As it pertains to American interests, the current situation is somewhat worrying in several ways. First, it represents yet another victory for Iran in their pursuit of regional hegemony and geopolitical dominance within the Middle East. According to Reuters, the Iranian Revolutionary Guard Corps has a few hundred soldiers training Houthi rebels in Yemen. Furthermore, Secretary of State John Kerry confirmed last month that Iran had contributed to the Houthi takeover, though whether they are exerting command and control influence over Houthi rebels remains unclear according to White House spokesman Josh Earnest. It is likely, however, for Yemeni allegations that Iran has financed Houthi rebels to be valid. Houthis are a Shiite ethnic group who oppose Iran's ideological and political rivals, thereby making them a natural proxy for Tehran to further its aspirations in the region.
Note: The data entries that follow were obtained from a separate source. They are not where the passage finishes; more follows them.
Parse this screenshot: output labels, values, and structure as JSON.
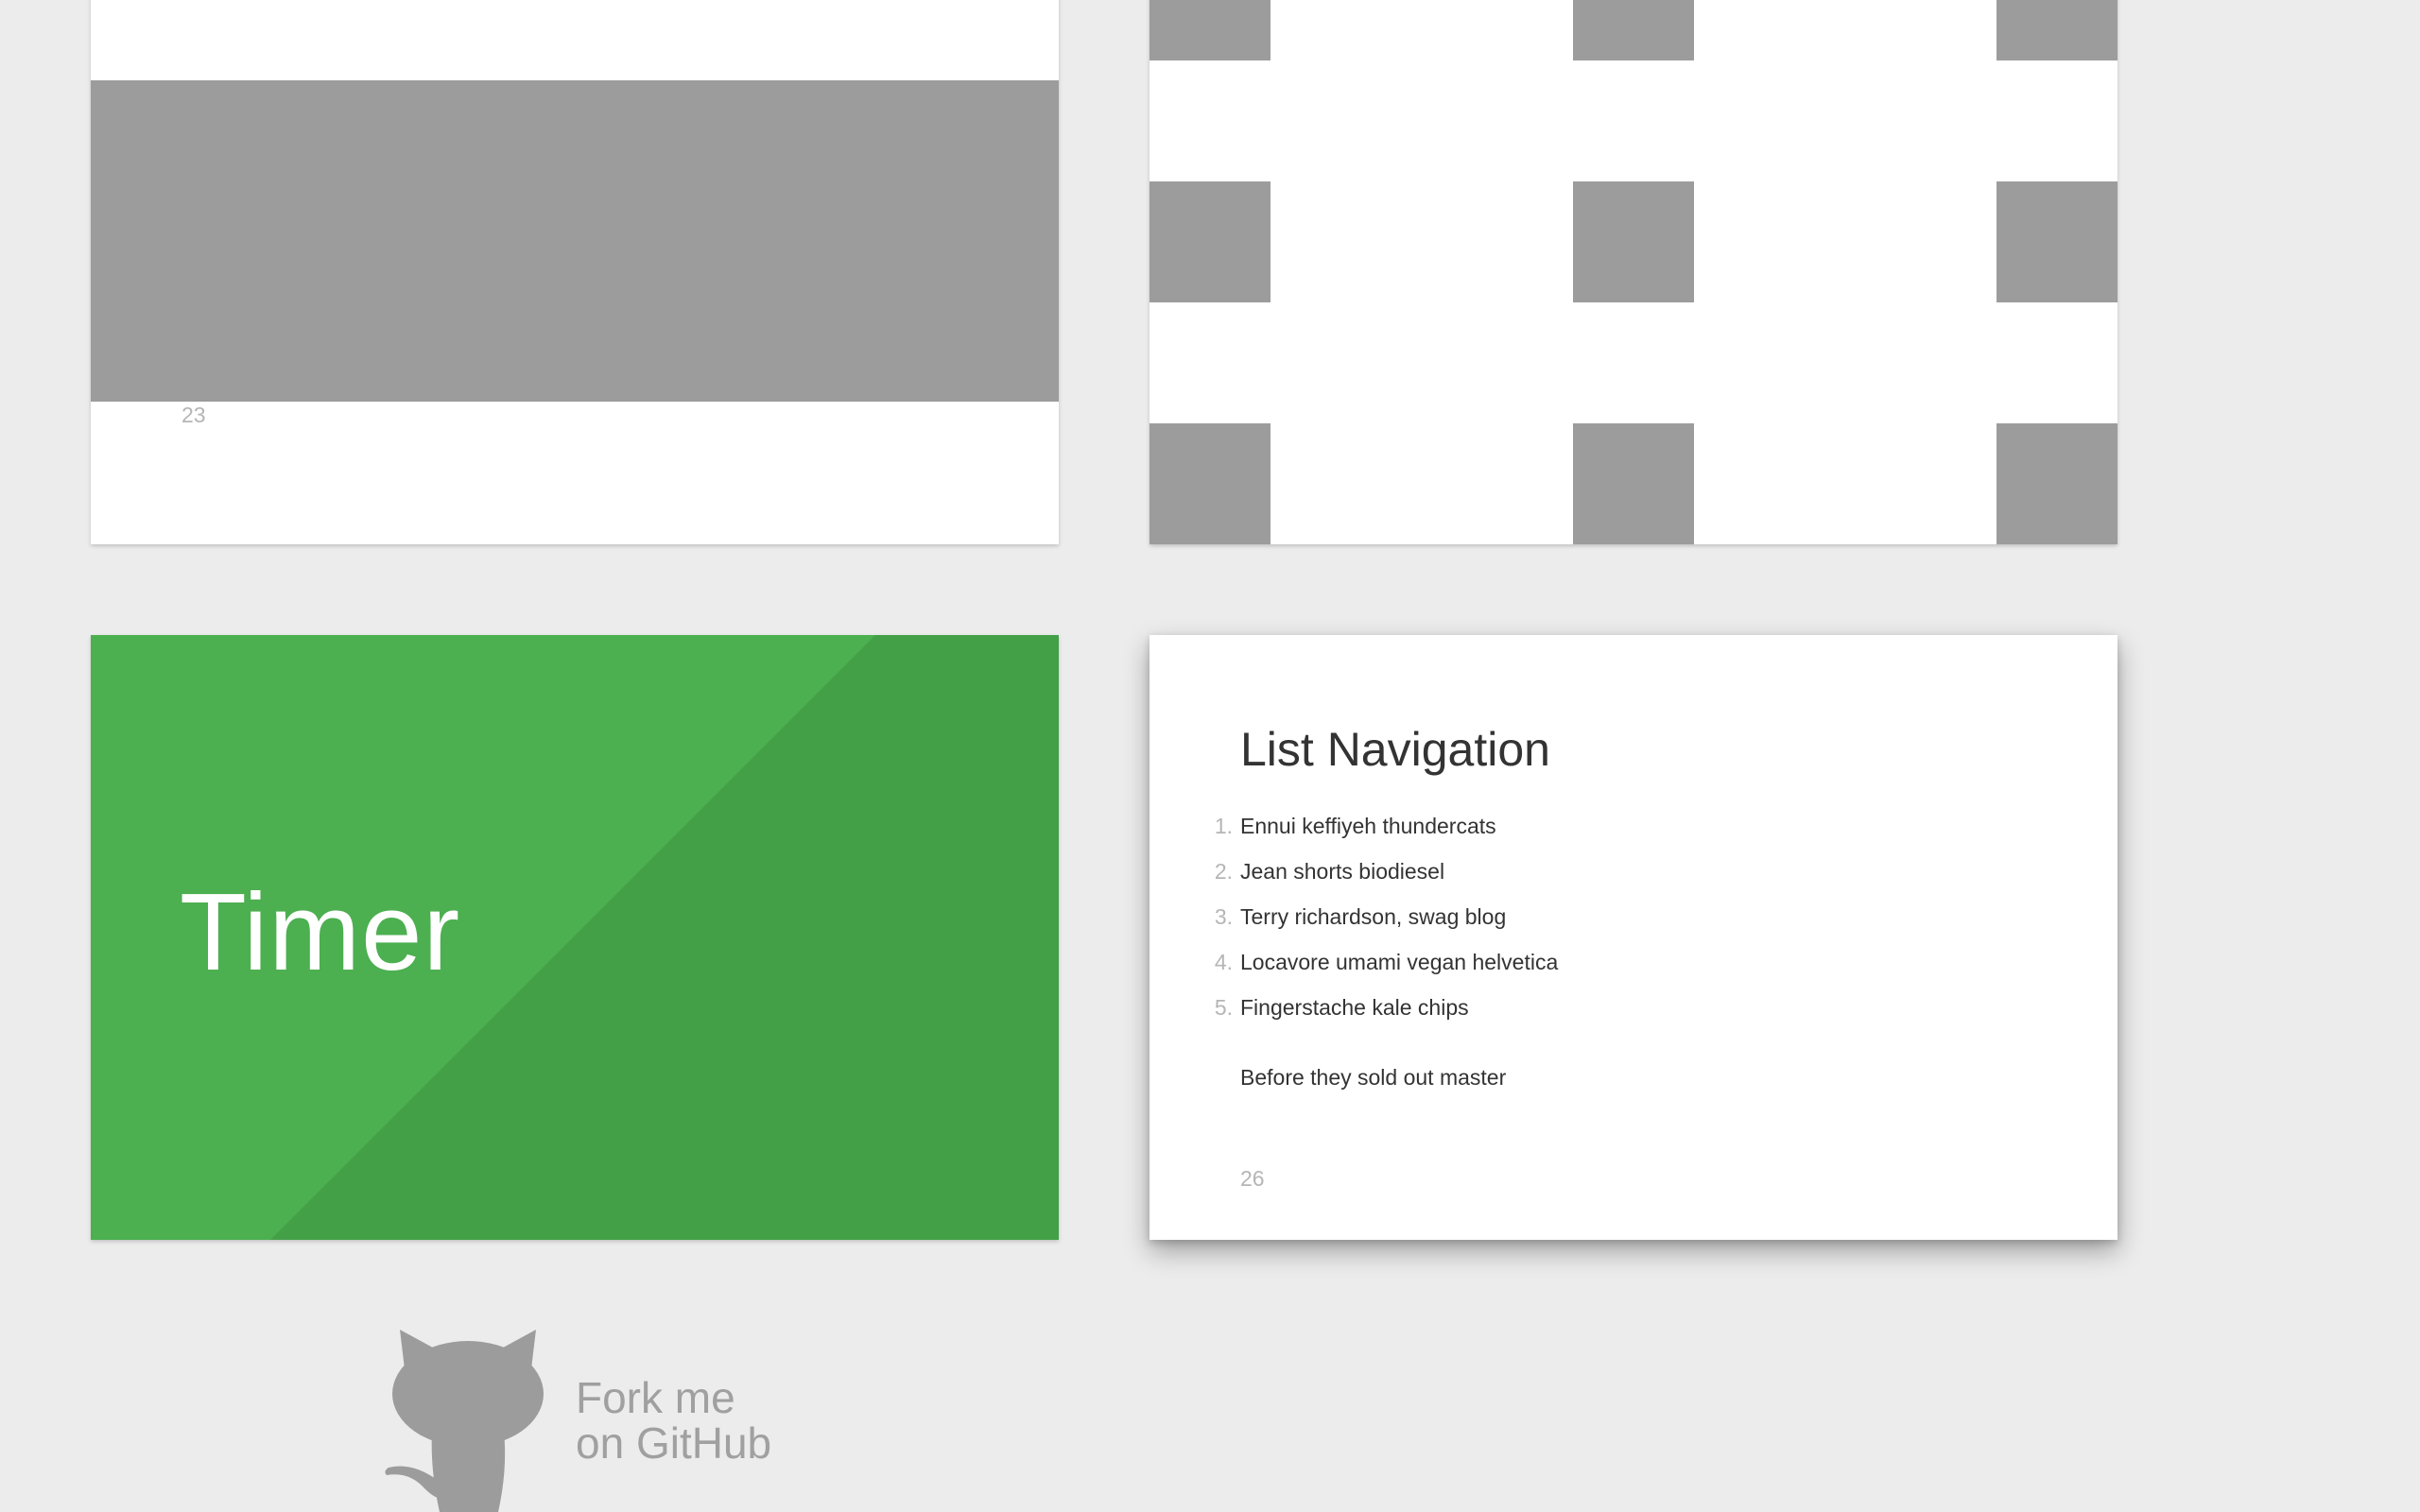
{
  "slides": {
    "slide23": {
      "number": "23"
    },
    "slide25": {
      "title": "Timer"
    },
    "slide26": {
      "title": "List Navigation",
      "items": [
        {
          "num": "1.",
          "text": "Ennui keffiyeh thundercats"
        },
        {
          "num": "2.",
          "text": "Jean shorts biodiesel"
        },
        {
          "num": "3.",
          "text": "Terry richardson, swag blog"
        },
        {
          "num": "4.",
          "text": "Locavore umami vegan helvetica"
        },
        {
          "num": "5.",
          "text": "Fingerstache kale chips"
        }
      ],
      "after_text": "Before they sold out master",
      "number": "26"
    }
  },
  "github": {
    "line1": "Fork me",
    "line2": "on GitHub",
    "icon": "octocat-icon"
  },
  "colors": {
    "background": "#ececec",
    "placeholder_gray": "#9c9c9c",
    "timer_green": "#4caf50",
    "timer_green_dark": "#43a047",
    "slide_number": "#b5b5b5",
    "fork_text": "#a0a0a0"
  }
}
The second concern stems from the emerging power vacuum in Yemen. As a result of recent tumult, al-Qaeda in the Arabian Peninsula (AQAP) has been granted the opportunity to consolidate and expand its power in the country. The decision to evacuate American special operators came as a result of AQAP briefly seizing the city of al-Houta. On February 19, 2015, AQAP captured a Yemeni military base in the Bihan region of Shabwa province. Furthermore, increasing sectarian violence will only serve to worsen polarization among Sunni and Shiite citizens, providing an ample source of recruitment for Al-Qaeda. Nasser bin Ali al Ansi, a high-ranking leader within both AQAP and the wider global network, was quick to denounce the "rafidah" and proclaim itself as a source of protection for Sunni Muslims after the Houthi's startling victories in January. So while the government collapses due to pressure from internal divisions, Al-Qaeda will be given free reign to expand its influence across Yemen's southern and eastern provinces.
It is clear that a new dynamic has emerged within Yemen's civil war, where three significant factions vie against one another for power in the country. Two powerful players, Al-Qaeda and Houthi separatists, both threaten American security interests in the country by undermining Hadi's grip on power. What remains unclear is how the United States intends on addressing this threat.